You've got two ways to fix this:
- Subset the dataframe with a string:
data_frame[[column]]
, but now we need to call the function using"price"
(as a string). - Subset the dataframe with a dplyr verb
dplyr::pull(data_frame, {{column}})
.
Examples:
nth_largest_group <- function(data_frame, column, n) {
target_col <- data_frame[[column]]
uni_sorted <- unique(sort(target_col, TRUE))[[n]]
data_frame[target_col == uni_sorted, ]
}
> nth_largest_group(mtcars, "cyl", 2)
mpg cyl disp hp drat wt qsec vs am gear carb
Mazda RX4 21.0 6 160.0 110 3.90 2.620 16.46 0 1 4 4
Mazda RX4 Wag 21.0 6 160.0 110 3.90 2.875 17.02 0 1 4 4
Hornet 4 Drive 21.4 6 258.0 110 3.08 3.215 19.44 1 0 3 1
Valiant 18.1 6 225.0 105 2.76 3.460 20.22 1 0 3 1
Merc 280 19.2 6 167.6 123 3.92 3.440 18.30 1 0 4 4
Merc 280C 17.8 6 167.6 123 3.92 3.440 18.90 1 0 4 4
Ferrari Dino 19.7 6 145.0 175 3.62 2.770 15.50 0 1 5 6
nth_largest_group <- function(data_frame, column, n) {
# {{...}} is telling R to interpret column as a variable in data_frame
target_col <- dplyr::pull(data_frame, {{column}})

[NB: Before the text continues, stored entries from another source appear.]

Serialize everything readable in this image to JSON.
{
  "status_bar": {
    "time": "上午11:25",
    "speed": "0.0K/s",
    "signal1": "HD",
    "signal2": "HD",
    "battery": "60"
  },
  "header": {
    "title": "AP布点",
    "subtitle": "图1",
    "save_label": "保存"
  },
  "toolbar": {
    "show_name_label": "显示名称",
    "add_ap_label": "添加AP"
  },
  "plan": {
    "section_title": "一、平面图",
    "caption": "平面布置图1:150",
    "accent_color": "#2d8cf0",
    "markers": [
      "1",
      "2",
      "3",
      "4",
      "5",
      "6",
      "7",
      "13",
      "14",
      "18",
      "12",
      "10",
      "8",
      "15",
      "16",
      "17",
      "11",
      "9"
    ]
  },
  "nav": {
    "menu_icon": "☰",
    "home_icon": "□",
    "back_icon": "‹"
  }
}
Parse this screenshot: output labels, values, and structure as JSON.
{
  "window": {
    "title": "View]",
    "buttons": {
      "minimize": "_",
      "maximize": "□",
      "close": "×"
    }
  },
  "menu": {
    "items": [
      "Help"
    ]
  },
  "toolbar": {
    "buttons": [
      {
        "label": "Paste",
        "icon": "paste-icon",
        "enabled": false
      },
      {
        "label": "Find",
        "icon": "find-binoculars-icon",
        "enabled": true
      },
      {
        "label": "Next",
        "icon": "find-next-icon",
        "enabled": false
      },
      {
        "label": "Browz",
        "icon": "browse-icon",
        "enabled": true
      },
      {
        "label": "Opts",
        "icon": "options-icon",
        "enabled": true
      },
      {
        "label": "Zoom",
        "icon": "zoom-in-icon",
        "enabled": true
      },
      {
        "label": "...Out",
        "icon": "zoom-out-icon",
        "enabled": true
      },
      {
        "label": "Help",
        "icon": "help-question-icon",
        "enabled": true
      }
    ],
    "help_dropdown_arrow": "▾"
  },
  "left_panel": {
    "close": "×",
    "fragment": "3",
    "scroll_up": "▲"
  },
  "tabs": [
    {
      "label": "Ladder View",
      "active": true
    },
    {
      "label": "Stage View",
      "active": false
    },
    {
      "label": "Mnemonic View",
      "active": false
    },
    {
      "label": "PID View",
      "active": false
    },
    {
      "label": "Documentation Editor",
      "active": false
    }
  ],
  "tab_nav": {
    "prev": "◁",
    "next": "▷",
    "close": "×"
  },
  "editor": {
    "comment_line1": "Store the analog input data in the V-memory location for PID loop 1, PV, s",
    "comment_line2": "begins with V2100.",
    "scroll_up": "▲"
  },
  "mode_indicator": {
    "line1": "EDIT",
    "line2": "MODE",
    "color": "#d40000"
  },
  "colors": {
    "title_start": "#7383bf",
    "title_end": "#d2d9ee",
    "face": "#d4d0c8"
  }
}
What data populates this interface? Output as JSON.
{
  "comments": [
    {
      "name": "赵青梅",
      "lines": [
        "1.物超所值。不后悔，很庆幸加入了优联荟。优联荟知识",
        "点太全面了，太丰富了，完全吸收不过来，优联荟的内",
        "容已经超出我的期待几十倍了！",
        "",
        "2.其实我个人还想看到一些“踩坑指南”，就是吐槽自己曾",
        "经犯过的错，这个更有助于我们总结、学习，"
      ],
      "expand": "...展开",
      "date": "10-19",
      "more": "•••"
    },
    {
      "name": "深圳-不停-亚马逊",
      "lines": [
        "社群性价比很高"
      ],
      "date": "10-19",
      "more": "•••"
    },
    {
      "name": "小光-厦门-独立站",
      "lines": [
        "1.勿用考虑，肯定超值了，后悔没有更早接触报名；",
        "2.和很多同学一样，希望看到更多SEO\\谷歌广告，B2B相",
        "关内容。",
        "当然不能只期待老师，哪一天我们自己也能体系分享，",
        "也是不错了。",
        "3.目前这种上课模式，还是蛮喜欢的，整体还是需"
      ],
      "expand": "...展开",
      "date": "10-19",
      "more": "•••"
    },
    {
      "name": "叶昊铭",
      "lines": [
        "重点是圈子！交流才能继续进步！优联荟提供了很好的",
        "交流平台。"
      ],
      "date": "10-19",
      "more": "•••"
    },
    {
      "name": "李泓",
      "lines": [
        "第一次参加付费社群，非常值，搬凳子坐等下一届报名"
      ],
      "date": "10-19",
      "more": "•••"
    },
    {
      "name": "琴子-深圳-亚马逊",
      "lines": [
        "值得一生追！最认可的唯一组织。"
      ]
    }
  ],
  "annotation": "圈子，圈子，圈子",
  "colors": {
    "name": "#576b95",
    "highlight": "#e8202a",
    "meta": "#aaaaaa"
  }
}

uni_sorted <- unique(sort(target_col, TRUE))[[n]]
data_frame[target_col == uni_sorted, ]
}
> nth_largest_group(mtcars, cyl, 2)
mpg cyl disp hp drat wt qsec vs am gear carb
Mazda RX4 21.0 6 160.0 110 3.90 2.620 16.46 0 1 4 4
Mazda RX4 Wag 21.0 6 160.0 110 3.90 2.875 17.02 0 1 4 4
Hornet 4 Drive 21.4 6 258.0 110 3.08 3.215 19.44 1 0 3 1
Valiant 18.1 6 225.0 105 2.76 3.460 20.22 1 0 3 1
Merc 280 19.2 6 167.6 123 3.92 3.440 18.30 1 0 4 4
Merc 280C 17.8 6 167.6 123 3.92 3.440 18.90 1 0 4 4
Ferrari Dino 19.7 6 145.0 175 3.62 2.770 15.50 0 1 5 6
Note the difference in how the functions are called. cyl
is quoted in the first example, but not the second.